Quant aux immigrés, on fait croire au gens qu'on s'en occupe, mais on s'en moque littéralement. Les seuls programmes qu'on est capables d'élaborer sont des programmes de répression ou de tolérance zéro. En plus, ici, c'est vraiment n'importe quoi. Un jour on interdit tout, on sert la vis, on retarde le renouvellement de leurs permis de séjour à ceux qui ont un emploi et mènent une vie honnête, on crée des queues d'une démesure spectaculairement honteuse, mais on fait en sorte que les clandestins puissent rester clandestins (as-tu lu ceci et cela ?), encourageant ainsi la malhonnêteté, et laissant les mains libres à la pègre et à la délinquance. Puis un beau matin on fait du permis de séjour pour tout le monde : es-tu au courant de cette décision de Giulio Amato ? (A lire jusqu'au bout, ça vaut la peine !!!). Dans ces conditions non seulement les gens sont mécontents, mais il s'en suit obligatoirement une augmentation des injustices et de l'insécurité. Le truc, c'est de faire en sorte que les gens en rejetent la faute sur l'étranger, de le transformer en cause de tous nos malheurs et en bouc émissaire, et nos médias sont de véritables spécialistes en la matière. Ensuite, il ne reste plus qu'à avoir recours aux nationalismes et aux appartenances religieuses, et à brandir des drapeaux ! Un système vieux comme le monde, somme toute.

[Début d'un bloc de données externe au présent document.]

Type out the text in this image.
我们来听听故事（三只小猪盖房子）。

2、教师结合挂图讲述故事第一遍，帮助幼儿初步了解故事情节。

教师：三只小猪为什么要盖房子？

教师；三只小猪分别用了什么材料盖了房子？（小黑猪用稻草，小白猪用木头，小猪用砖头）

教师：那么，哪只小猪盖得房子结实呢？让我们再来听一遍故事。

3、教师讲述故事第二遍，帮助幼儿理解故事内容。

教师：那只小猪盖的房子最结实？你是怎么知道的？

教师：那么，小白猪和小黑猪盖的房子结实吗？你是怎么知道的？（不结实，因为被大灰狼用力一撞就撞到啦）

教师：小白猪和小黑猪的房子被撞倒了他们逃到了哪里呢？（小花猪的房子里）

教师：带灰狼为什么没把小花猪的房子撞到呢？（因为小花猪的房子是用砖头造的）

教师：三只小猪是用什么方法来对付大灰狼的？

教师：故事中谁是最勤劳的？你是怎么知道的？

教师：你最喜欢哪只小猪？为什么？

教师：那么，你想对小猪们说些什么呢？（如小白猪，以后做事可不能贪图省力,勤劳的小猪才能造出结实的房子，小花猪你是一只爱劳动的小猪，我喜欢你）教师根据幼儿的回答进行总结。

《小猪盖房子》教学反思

La seule autorité que je connaisse qui, à mon avis, ait fait un effort honnête et judicieux pour chercher une solution, c'est le maire de Bologne, Sergio Cofferati (j'en ai parlé ici). Mais la gauche lui est immédiatement tombée dessus !!!


 
sarah-k
10-06-07 à 09:15

La cage à thons

Je ne vais rien ajouter, tu as dit l'essentiel !
Je retiens la phrase du capitaine qui pourrait aujourd'hui être une nouvelle devise : "On n'échange pas 1 million de dollars contre un million de problèmes"


 
ImpasseSud
10-06-07 à 09:39

Re: La cage à thons

Elle est tout à fait emblématique, hélas!
Ce n'est pas le capitaine qui l'aurait dit, mais l'armateur. En tout cas, en Italie, depuis quelques années (2003 ? il faudrait que je fasse des recherches), si le capitaine d'un bateau de pêche porte secours et repêche des naufragés, les ramenant ensuite en Italie pour qu'on prenne soin d'eux, il risque d'être formellement accusé de connivence avec l'immigration clandestine.

 
sarah-k
15-01-08 à 09:33

Pour contrer l'horreur

Tu sais à quoi, ça me fait penser, au poème de Primo Lévi

 
ImpasseSud
15-01-08 à 11:23

Re: Pour contrer l'horreur

C'est bien ça : on devrait l'apprendre par coeur à l'école primaire, puis la reprendre au collège. Ça finirait peut-être par entrer dans tous les esprits.